И хотя Эдип до последней минуты лжет, в конце он открывает единственную истину: разрушительное начало предваряет существование Эдипа, матери, отца, предваряет любое решение. Каждый из них воплощает то, что ему отведено по плану сюжета, в котором царская семья убивает двоих и программирует третьего.
Эдип «с распухшими ногами» – это человеческое существо, которое еще прежде своего появления на свет несло код деформирующей программы, требующей исполнения. Эдип верит, что это он решает то, что в действительности уже решено, верит в то, что он убивает вне себя чудовище, сидящее на самом деле в нем самом: перед нами человек, который убивает отца и выгораживает женщину, приведшую его к катастрофе.
Иокаста, ставшая врагом самой себе, раздвоенная, расщепленная, рабыня своего внутреннего мира, хранит базовую матрицу разрушения себя и других. Это женщина, неизбежно приходящая к самоубийству – окончательному свидетельству ее реальности, коей является смерть.

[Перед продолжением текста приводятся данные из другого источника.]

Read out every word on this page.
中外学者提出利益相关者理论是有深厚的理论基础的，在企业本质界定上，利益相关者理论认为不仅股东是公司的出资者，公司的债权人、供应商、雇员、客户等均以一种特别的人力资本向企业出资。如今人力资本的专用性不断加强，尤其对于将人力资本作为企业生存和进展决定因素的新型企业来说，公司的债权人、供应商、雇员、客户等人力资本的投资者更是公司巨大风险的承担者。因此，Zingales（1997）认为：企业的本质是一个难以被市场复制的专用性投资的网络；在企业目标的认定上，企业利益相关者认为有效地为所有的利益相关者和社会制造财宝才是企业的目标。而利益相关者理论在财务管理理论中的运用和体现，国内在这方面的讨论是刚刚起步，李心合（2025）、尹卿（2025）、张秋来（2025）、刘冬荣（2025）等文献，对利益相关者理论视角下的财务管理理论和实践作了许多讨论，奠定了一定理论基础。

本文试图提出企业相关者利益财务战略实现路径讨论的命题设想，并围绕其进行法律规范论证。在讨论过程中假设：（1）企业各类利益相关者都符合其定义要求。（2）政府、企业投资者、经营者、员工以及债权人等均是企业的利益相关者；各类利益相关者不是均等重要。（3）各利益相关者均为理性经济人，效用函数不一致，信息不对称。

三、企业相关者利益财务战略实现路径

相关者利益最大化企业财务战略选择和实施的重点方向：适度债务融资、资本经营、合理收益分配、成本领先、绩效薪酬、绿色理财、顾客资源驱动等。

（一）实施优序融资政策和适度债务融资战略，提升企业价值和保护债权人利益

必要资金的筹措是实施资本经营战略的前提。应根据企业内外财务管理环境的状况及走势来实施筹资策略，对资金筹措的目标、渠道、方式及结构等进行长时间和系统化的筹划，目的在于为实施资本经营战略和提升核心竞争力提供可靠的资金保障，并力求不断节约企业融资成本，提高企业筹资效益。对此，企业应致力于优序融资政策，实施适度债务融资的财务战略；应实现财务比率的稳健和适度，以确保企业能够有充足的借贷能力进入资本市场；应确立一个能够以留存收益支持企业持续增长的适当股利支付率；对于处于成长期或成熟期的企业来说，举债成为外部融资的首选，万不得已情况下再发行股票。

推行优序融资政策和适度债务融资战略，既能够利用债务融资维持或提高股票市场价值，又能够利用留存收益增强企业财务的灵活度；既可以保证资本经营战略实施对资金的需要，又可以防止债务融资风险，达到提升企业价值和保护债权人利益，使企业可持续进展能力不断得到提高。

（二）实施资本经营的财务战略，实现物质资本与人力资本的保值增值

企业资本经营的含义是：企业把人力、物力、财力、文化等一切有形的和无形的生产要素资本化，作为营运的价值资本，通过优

На самом деле, эдипов комплекс является чуждой человеку программой, а ее активирующим ядром выступает фигура матери. Человек предпочитает именно эту фигуру, поскольку мать становится для обращенного к ней малыша наиболее ярким проводником жизни. Через материнскую фигуру происходит внедрение в ребенка монитора отклонения (на основе зрительной аффективности и установленной рефлективной матрицы)[3]. В дальнейшем монитор отклонения становится автономным в зависимом организме, который вынужден навязчиво повторять матрицу. Таким образом, семья становится самой благодатной почвой для внедрения стереотипности монитора отклонения. Под «семьей» следует понимать квартал, церковный приход, кружок, то есть любой контекст, в котором существуют фигура взрослого-матери и ответное действие аффективно от нее зависимых.